Un chiffre headline qui fait mal
Le PPI américain de mai ressort à 6,5% sur un an. C'est le niveau le plus élevé depuis novembre 2022, période où l'économie américaine digérait encore les effets des 4 000 milliards de dollars de relance budgétaire distribués pendant la pandémie. Le chiffre dépasse le consensus à 6,4%, et le signal est difficile à ignorer : l'inflation producteur repart à la hausse au moment même où la Fed cherche une fenêtre pour assouplir sa politique monétaire.
Le retour de bâton est net. Après plusieurs mois de désinflation progressive, ce rebond du PPI rappelle que la bataille contre les prix n'est pas terminée, loin de là.
Des données sous-jacentes qui nuancent le tableau
Le diable est dans les détails. Le PPI sous-jacent, qui exclut l'alimentation et l'énergie, ressort à 4,9%, nettement sous les 5,4% anticipés. Un écart qui suggère que la pression inflationniste reste concentrée sur certaines composantes volatiles plutôt que diffuse à l'ensemble de l'économie.
Côté marché du travail, les inscriptions hebdomadaires au chômage montent à 229 000, au-dessus des 220 000 prévues. Un refroidissement progressif de l'emploi qui, en temps normal, plaiderait pour un assouplissement monétaire. Sauf que la Fed ne peut pas couper les taux sur un fond de PPI headline à 6,5%.

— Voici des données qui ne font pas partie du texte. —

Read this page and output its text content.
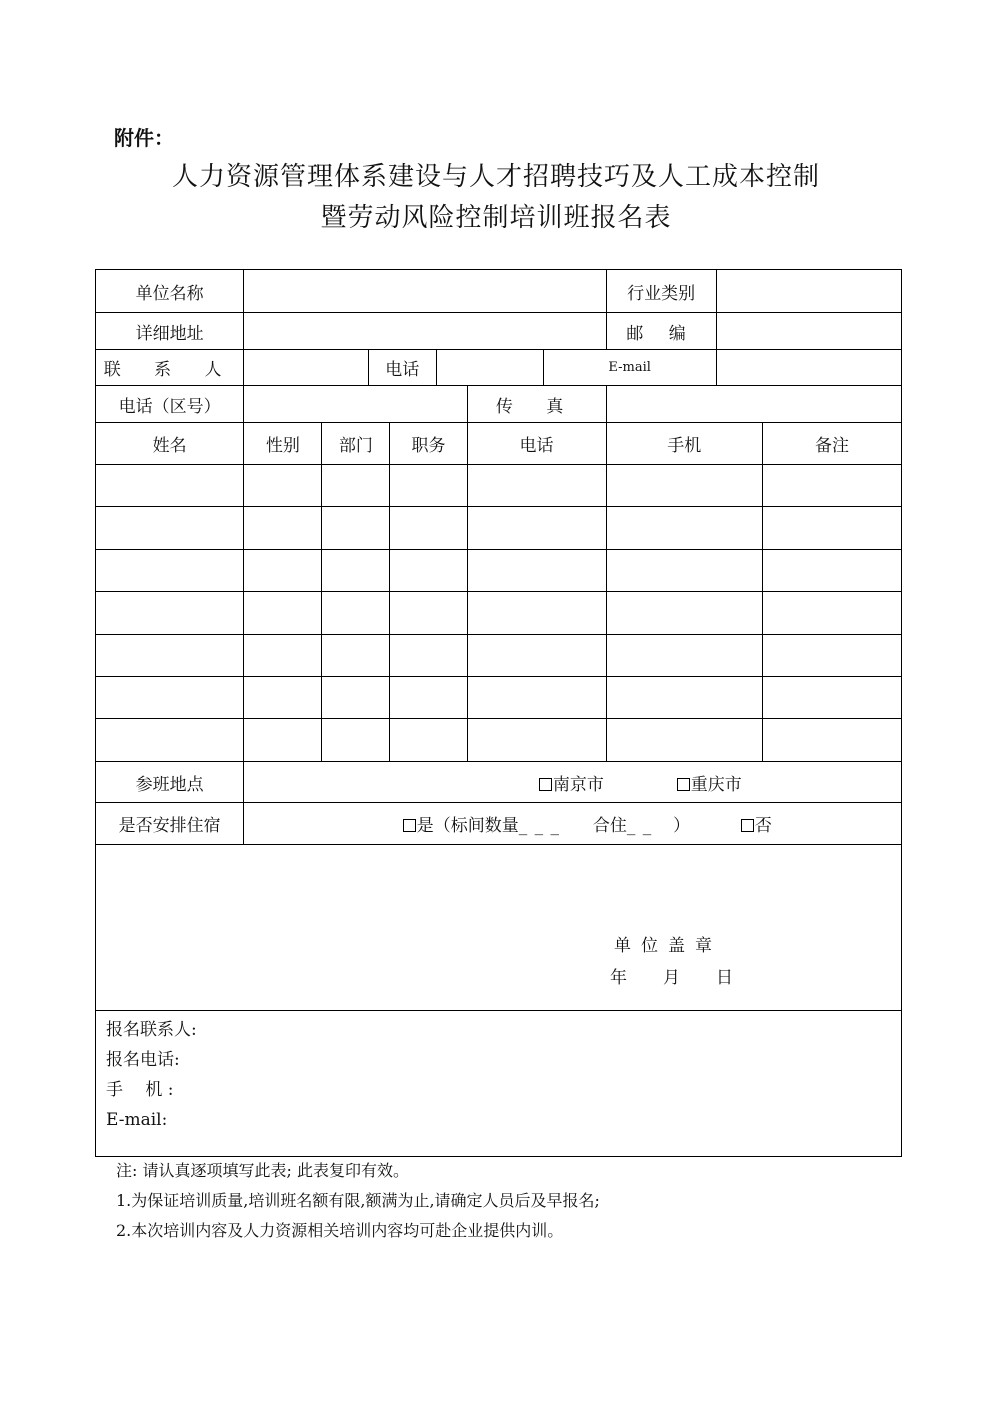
附件：
人力资源管理体系建设与人才招聘技巧及人工成本控制
暨劳动风险控制培训班报名表
单位名称								行业类别		
详细地址								邮 编		
联 系 人			电话				E-mail			
电话（区号）						传 真				
姓名	性别	部门		职务		电话		手机		备注

参班地点	南京市 重庆市									
是否安排住宿	是（标间数量_ _ _ 合住_ _ ） 否									

单位盖章
年 月 日										

报名联系人:
报名电话:
手　 机 :
E-mail:										
注: 请认真逐项填写此表; 此表复印有效。
1.为保证培训质量,培训班名额有限,额满为止,请确定人员后及早报名;
2.本次培训内容及人力资源相关培训内容均可赴企业提供内训。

Le marché le sait. D'après Polymarket, la probabilité d'une hausse des taux de la Fed en 2026 atteint désormais environ 51%. Ni pivot, ni resserrement assumé : l'incertitude s'installe comme scénario central. Pour les actifs risqués, crypto inclus, cette ambiguïté monétaire est rarement une bonne nouvelle à court terme.